I need to parse thousands of feeds and performance is an essential requirement. Do you have any suggestions?
Thanks in advance!
I need to parse thousands of feeds and performance is an essential requirement. Do you have any suggestions?
Thanks in advance!
Not sure about the performance, but a similar question was answered at http://stackoverflow.com/questions/214590/parsing-atom-rss-in-ruby-rails
You might also look into Hpricot, which parses XML but assumes that it's well-formed and doesn't do any validation.

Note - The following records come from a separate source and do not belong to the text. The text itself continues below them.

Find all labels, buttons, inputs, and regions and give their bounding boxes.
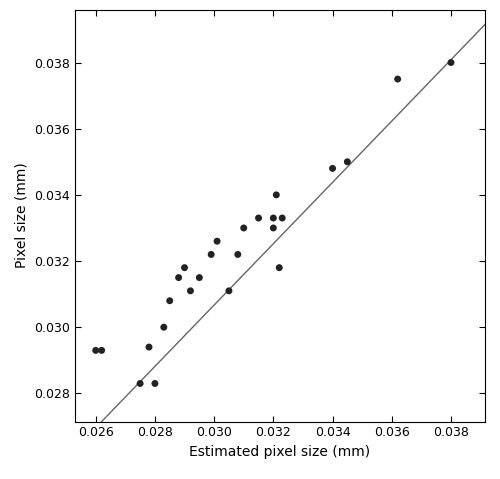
Point xyxy=(207,251,215,258)
Point xyxy=(145,343,153,351)
Point xyxy=(234,251,242,258)
Point xyxy=(213,238,221,245)
Point xyxy=(344,158,351,166)
Point xyxy=(136,380,144,388)
Point xyxy=(151,380,159,388)
Point xyxy=(225,287,233,295)
Point xyxy=(276,264,283,272)
X-axis label: Estimated pixel size (mm): Estimated pixel size (mm) xyxy=(190,445,370,459)
Point xyxy=(394,75,402,83)
Point xyxy=(92,346,100,354)
Point xyxy=(166,297,173,305)
Point xyxy=(328,165,336,172)
Point xyxy=(278,214,286,222)
Point xyxy=(98,346,106,354)
Point xyxy=(174,274,182,282)
Point xyxy=(270,214,278,222)
Point xyxy=(240,224,248,232)
Y-axis label: Pixel size (mm): Pixel size (mm) xyxy=(14,163,28,268)
Point xyxy=(180,264,188,272)
Point xyxy=(160,323,168,331)
Point xyxy=(186,287,194,295)
Point xyxy=(447,59,455,67)
Point xyxy=(284,439,292,447)
Point xyxy=(270,224,278,232)
Point xyxy=(254,214,262,222)
Point xyxy=(272,191,280,199)
Point xyxy=(196,274,203,282)
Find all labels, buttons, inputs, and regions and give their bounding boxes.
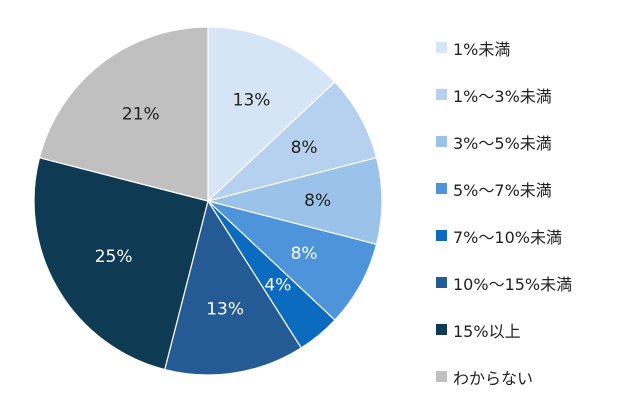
legend-item-5: 7%～10%未満 bbox=[436, 212, 636, 259]
legend-swatch bbox=[436, 371, 447, 382]
chart-legend: 1%未満 1%～3%未満 3%～5%未満 5%～7%未満 7%～10%未満 10%～15%… bbox=[436, 24, 636, 400]
legend-swatch bbox=[436, 324, 447, 335]
pie-data-label-1: 13% bbox=[233, 90, 271, 110]
legend-label: 3%～5%未満 bbox=[453, 133, 552, 153]
legend-label: 15%以上 bbox=[453, 321, 521, 341]
legend-item-1: 1%未満 bbox=[436, 24, 636, 71]
pie-data-labels: 13%8%8%8%4%13%25%21% bbox=[95, 90, 331, 319]
legend-item-8: わからない bbox=[436, 353, 636, 400]
pie-slice-6 bbox=[163, 199, 303, 376]
legend-swatch bbox=[436, 230, 447, 241]
legend-item-3: 3%～5%未満 bbox=[436, 118, 636, 165]
pie-slice-7 bbox=[33, 156, 209, 371]
pie-data-label-7: 25% bbox=[95, 247, 133, 267]
legend-swatch bbox=[436, 277, 447, 288]
legend-label: 10%～15%未満 bbox=[453, 274, 573, 294]
pie-data-label-6: 13% bbox=[206, 299, 244, 319]
legend-label: 5%～7%未満 bbox=[453, 180, 552, 200]
pie-data-label-5: 4% bbox=[264, 275, 291, 295]
pie-slices bbox=[33, 26, 383, 376]
legend-item-2: 1%～3%未満 bbox=[436, 71, 636, 118]
legend-swatch bbox=[436, 89, 447, 100]
pie-data-label-4: 8% bbox=[291, 244, 318, 264]
legend-item-4: 5%～7%未満 bbox=[436, 165, 636, 212]
legend-item-6: 10%～15%未満 bbox=[436, 259, 636, 306]
pie-data-label-8: 21% bbox=[122, 104, 160, 124]
legend-item-7: 15%以上 bbox=[436, 306, 636, 353]
legend-label: 1%～3%未満 bbox=[453, 86, 552, 106]
pie-data-label-3: 8% bbox=[304, 191, 331, 211]
legend-swatch bbox=[436, 42, 447, 53]
legend-swatch bbox=[436, 183, 447, 194]
pie-slice-8 bbox=[38, 26, 209, 202]
legend-label: わからない bbox=[453, 368, 534, 388]
legend-label: 7%～10%未満 bbox=[453, 227, 562, 247]
pie-data-label-2: 8% bbox=[291, 138, 318, 158]
pie-slice-1 bbox=[207, 26, 336, 203]
legend-swatch bbox=[436, 136, 447, 147]
legend-label: 1%未満 bbox=[453, 39, 511, 59]
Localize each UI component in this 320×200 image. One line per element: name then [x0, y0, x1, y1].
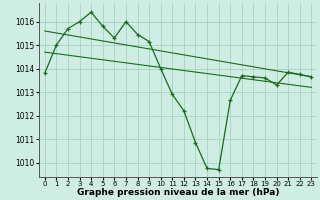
X-axis label: Graphe pression niveau de la mer (hPa): Graphe pression niveau de la mer (hPa)	[77, 188, 279, 197]
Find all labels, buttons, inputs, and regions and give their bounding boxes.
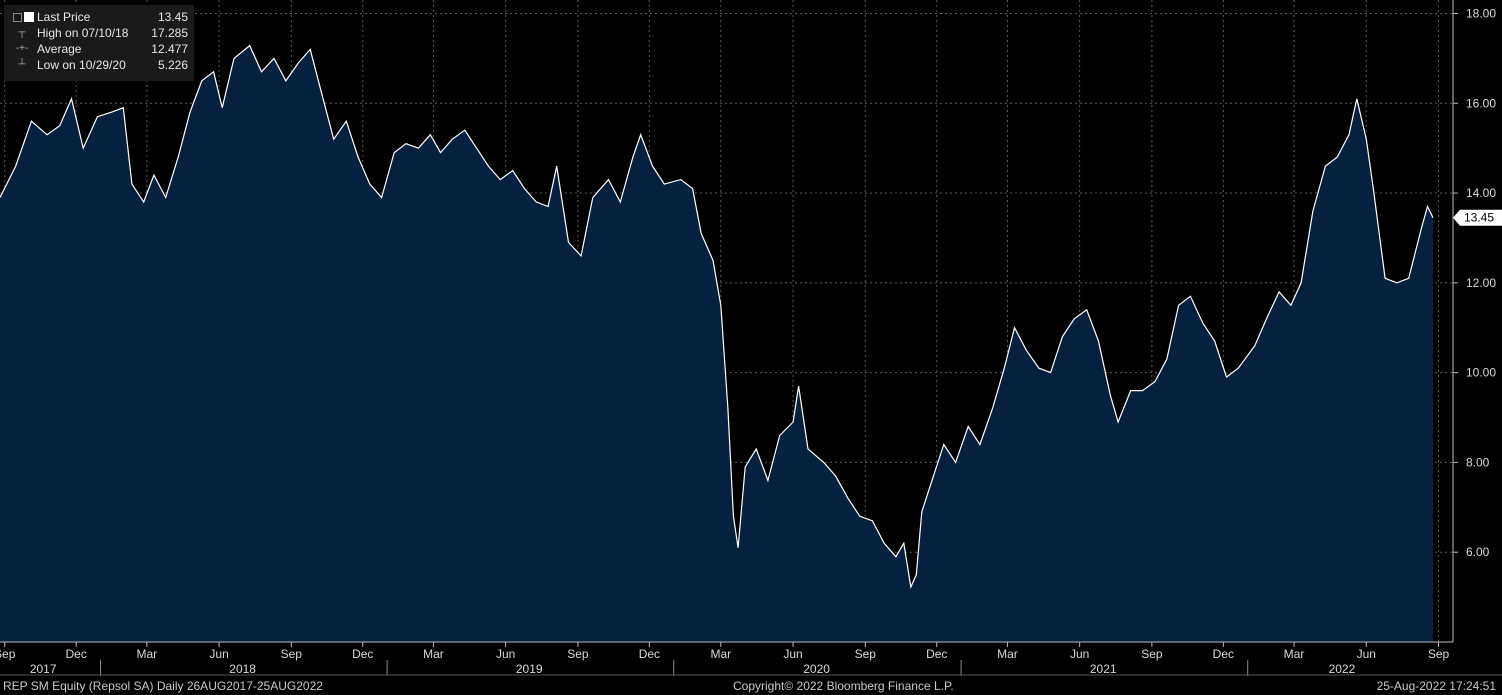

http://wiki.github.com/why/hpricot http://wiki.github.com/why/hpricot/hpricot-xml
I haven't tried it, but I read about Feedzirra recently (it claims to be built for performance) :-
Feedzirra is a feed library that is designed to get and update many feeds as quickly as possible. This includes using libcurl-multi through the taf2-curb gem for faster http gets, and libxml through nokogiri and sax-machine for faster parsing.
You can use RFeedParser, a Ruby-port of (famous) Python Universal FeedParser. It's based on Hpricot, and it's really fast and easy to use.
http://rfeedparser.rubyforge.org/
An example:
require 'rubygems'
require 'rfeedparser'
require 'open-uri'
feed = FeedParser::parse(open('http://feeds.feedburner.com/engadget'))
feed.entries.each do |entry|
puts entry.title
end
When all you have is a hammer, everything looks like a nail. Consider a solution other than Ruby for this. Though I love Ruby and Rails and would not part with them for web development or perhaps for a domain specific language, I prefer heavy data lifting of the type you describe be performed in Java, or perhaps Python or even C++.
Given that the destination of this parsed data is likely a database it can act as the common point between the Rails portion of your solution and the other language portion. Then you're using the best tool to solve each of your problems and the result is likely easier to work on and truly meets your requirements.
If speed is truly of the essence, why add an additional constraint on there and say, "Oh, it's only of the essence as long as I get to use Ruby."